At a fresh spurt from the fiddlers and a loud tattoo on the tabors, the juggler threw his anchor high and missed it as it fell. It rebounded on the paved courtyard and bounced into the fish market just ahead, clattering down beside a woman at a stall.
Doucette shied and, while Katherine quieted the mare, she heard a familiar voice raised in sharp protest. "Have care, you clumsy jackanapes! You nearly broke my toe!"
The juggler sheepishly retrieved his anchor, while Katherine leaned over the mare's head and called "Philippa!" and then seeing a tiny figure clutching at the woman's skirts, Katherine jumped off the horse.
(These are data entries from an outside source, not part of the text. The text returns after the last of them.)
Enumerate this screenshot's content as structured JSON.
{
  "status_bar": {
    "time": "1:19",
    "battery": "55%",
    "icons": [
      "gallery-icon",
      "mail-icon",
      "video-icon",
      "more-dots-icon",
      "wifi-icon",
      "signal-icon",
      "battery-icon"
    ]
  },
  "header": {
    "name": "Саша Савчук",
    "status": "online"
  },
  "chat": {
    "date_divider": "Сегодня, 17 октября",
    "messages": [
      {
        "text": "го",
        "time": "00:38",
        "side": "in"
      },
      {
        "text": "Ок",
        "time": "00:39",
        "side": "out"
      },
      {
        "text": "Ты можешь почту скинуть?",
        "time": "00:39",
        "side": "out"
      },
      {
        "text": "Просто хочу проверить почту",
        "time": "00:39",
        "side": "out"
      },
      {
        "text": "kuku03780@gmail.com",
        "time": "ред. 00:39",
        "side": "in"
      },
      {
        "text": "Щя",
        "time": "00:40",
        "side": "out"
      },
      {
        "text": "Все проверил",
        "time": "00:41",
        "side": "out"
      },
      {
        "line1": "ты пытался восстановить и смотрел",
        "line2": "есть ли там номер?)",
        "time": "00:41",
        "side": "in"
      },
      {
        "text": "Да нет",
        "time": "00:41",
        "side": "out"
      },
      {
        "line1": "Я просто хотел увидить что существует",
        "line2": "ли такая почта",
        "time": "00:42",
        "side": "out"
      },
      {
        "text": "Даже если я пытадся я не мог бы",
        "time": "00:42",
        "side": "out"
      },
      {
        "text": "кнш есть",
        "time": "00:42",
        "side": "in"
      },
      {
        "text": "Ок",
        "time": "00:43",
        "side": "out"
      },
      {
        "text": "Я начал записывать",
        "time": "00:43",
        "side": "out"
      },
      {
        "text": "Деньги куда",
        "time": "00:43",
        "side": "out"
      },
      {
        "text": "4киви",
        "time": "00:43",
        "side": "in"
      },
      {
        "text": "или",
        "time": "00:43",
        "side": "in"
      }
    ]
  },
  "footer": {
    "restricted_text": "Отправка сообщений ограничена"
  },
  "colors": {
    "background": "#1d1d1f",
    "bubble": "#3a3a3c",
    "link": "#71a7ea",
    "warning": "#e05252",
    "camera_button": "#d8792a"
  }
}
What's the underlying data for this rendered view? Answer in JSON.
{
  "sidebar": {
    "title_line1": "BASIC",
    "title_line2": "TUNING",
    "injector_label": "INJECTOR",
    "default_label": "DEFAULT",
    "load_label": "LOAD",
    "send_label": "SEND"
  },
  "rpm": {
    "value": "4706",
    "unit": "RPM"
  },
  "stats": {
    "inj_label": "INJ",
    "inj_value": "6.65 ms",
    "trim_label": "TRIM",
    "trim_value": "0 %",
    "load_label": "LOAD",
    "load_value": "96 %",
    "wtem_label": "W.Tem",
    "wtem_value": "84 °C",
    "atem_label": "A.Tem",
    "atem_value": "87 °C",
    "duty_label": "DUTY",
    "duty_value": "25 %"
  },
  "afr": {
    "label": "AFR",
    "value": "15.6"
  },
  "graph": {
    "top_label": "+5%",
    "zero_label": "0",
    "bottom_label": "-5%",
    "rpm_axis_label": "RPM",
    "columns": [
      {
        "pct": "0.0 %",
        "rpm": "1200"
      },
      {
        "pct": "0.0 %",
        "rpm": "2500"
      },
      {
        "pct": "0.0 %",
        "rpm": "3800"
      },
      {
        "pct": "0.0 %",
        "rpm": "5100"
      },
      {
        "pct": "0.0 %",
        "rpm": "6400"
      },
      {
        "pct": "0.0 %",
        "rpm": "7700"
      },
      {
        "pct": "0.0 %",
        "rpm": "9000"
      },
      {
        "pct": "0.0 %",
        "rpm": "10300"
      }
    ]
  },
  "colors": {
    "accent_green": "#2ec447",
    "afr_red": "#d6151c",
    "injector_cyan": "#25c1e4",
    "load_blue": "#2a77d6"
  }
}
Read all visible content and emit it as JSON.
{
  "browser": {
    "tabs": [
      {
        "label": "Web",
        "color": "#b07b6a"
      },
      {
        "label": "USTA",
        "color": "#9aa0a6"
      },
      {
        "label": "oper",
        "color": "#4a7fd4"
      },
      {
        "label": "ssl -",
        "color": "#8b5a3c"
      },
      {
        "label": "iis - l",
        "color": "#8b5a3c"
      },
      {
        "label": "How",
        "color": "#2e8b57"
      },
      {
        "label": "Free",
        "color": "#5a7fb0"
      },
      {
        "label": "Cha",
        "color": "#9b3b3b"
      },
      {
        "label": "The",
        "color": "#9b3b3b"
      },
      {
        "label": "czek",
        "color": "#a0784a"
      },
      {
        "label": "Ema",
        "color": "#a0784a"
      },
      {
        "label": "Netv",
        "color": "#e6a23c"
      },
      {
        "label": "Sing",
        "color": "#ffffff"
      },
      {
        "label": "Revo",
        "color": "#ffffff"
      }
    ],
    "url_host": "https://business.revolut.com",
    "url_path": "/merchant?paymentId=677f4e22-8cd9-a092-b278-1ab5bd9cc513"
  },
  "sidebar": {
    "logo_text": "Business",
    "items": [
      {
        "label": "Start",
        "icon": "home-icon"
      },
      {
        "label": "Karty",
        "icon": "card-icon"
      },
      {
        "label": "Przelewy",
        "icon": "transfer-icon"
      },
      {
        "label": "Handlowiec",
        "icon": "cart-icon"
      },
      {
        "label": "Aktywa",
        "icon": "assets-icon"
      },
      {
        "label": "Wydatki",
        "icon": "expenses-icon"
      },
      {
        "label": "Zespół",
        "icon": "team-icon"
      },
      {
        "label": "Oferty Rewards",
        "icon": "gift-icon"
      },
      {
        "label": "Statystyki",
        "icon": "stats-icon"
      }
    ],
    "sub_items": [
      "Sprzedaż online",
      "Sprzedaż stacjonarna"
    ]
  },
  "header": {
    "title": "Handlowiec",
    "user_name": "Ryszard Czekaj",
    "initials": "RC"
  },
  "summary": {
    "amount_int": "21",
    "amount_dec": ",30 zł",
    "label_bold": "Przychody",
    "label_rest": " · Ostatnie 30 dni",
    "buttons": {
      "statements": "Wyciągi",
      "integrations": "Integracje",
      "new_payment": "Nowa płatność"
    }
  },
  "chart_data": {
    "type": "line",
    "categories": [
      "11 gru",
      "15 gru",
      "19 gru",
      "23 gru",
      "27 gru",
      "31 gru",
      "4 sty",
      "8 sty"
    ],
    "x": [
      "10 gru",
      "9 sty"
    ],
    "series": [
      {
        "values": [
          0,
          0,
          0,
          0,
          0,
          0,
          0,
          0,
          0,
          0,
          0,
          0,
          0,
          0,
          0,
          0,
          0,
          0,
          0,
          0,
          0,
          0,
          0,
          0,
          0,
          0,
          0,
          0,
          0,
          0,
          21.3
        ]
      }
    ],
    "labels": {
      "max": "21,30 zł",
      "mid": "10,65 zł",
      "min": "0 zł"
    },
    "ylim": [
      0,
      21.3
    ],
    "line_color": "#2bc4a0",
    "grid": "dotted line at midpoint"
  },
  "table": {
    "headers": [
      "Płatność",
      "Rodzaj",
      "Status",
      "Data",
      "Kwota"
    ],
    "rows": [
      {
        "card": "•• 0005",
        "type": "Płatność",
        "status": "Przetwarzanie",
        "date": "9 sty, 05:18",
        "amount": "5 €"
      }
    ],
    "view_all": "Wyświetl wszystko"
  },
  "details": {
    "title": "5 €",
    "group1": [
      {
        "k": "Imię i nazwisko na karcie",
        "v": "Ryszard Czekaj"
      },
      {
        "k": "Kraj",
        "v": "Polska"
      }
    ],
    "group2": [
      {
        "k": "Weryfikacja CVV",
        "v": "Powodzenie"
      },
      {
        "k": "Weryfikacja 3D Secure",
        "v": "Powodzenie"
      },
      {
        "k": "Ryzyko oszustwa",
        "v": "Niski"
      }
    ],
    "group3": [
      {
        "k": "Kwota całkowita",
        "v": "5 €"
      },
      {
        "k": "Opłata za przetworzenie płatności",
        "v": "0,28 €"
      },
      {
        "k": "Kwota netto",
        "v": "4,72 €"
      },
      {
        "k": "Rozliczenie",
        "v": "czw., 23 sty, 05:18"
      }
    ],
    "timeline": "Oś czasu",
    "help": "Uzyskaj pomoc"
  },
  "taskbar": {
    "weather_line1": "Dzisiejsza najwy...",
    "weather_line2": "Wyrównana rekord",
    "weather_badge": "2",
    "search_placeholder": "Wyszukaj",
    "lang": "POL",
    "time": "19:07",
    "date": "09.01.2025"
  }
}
She scooped Blanchette up in her arms, and rained kisses on the little face that screwed up in protest.
The child started to cry, but as Katherine crooned love words to her, and laughed and held her close, the little pink lips stopped quivering. Blanchette put her arms around her mother's neck.
Philippa had been standing by the fish stall pinching a large glassy-eyed mackerel, while a Kettlethorpe lad teetered behind her with a wicker basket already filled with honeycombs, leeks, stone jars and leather shoes. Philippa flopped the mackerel into the basket, walked up to Katherine and said calmly, "By Sainte Marie, enfin te voila! I've been wondering when you'd get back. Don't start spoiling that child again, the instant you get here."
Katherine set Blanchette down and embraced her sister, seeing that the weeks she had been gone and lived through a lifetime of terror, death, anguish and despairing love, had been placid fast-flying routine for those at home. "And little Tom, Philippa," she said urgently, "is he all right?"
"Of course he's all right. Both babes grown fat and obedient, I've seen to that. Are all these people with you, Katherine?"